Notably, South Africa has seen through the sham of international justice as currently manipulated by the US and has declared its intention to pull out of the ICC.

Political analyst Mr Goodwine Mureriwa has noted that years of bitter experience demonstrate that the international justice system needs a serious overhaul.

"It's self-evident by just looking at the cases that have been tried at the ICC from former Ivory Coast President Laurent Gbabgo and attempts to try Kenyan President Uhuru Kenyatta.

"In all these cases the West had clear vested interests and preferred leaders. One can say it's a court that has been used to settle scores on behalf of the West," he said.

He also notes that the United States’ refusal to join the ICC undermines the court’s effectiveness as Washington is the world’s biggest violator of human rights.

But not only does the US say it will not join the ICC, and not only does it sanction the court’s top officials, it also has a law that slows bombing of the institution’s headquarters if an American is indicted there.
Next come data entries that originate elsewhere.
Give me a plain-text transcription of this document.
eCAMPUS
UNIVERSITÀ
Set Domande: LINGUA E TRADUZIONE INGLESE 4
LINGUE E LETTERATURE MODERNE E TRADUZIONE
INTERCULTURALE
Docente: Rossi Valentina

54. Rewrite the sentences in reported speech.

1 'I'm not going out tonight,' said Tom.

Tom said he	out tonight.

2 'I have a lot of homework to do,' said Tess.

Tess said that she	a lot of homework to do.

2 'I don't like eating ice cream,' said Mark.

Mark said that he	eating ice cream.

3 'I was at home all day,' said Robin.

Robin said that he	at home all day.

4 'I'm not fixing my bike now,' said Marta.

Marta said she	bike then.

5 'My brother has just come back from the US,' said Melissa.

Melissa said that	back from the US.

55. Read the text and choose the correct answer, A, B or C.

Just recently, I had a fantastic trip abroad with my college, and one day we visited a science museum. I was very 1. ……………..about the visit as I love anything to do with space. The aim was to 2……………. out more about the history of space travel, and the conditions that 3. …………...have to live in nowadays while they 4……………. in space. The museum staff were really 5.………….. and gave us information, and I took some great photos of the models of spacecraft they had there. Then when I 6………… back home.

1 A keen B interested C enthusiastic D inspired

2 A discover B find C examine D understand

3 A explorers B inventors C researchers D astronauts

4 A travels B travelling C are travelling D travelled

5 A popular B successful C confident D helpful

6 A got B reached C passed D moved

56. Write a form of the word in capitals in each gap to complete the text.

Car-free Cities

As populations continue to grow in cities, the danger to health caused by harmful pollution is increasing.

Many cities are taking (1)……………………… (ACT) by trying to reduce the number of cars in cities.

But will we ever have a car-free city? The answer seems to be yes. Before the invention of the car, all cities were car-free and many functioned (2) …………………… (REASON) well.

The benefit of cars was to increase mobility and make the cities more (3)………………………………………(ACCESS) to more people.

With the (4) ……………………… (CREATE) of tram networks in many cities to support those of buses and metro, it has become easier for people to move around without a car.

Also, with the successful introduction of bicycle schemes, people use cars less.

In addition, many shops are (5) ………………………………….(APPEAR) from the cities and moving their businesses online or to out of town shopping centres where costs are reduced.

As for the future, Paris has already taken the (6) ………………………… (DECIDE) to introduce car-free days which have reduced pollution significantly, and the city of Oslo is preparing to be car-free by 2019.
The American Services Members Protection Act - more commonly known as The Hague Invasion Act - authorises the US government to use force to free any of its citizens or allies who are brought before the ICC.

The US says the ICC does not offer a trial “by an impartial jury of the state and district wherein the crime shall have been committed".

The Heritage Foundation, an ultra-conservative think tank that is influential in Washington’s policy-making, says: "United States participation in the ICC treaty regime would also be unconstitutional because it would allow the trial of American citizens for crimes committed on American soil, which are otherwise entirely within the judicial power of the United States.

“The Supreme Court has long held that only the courts of the United States, as established under the constitution, can try such offences.”

While all this is happening, Africa is silent.

And that silence has been particularly deafening as two international jurists from the continent are slapped with American sanctions simply because they want to pursue true accountability and transparency in global affairs.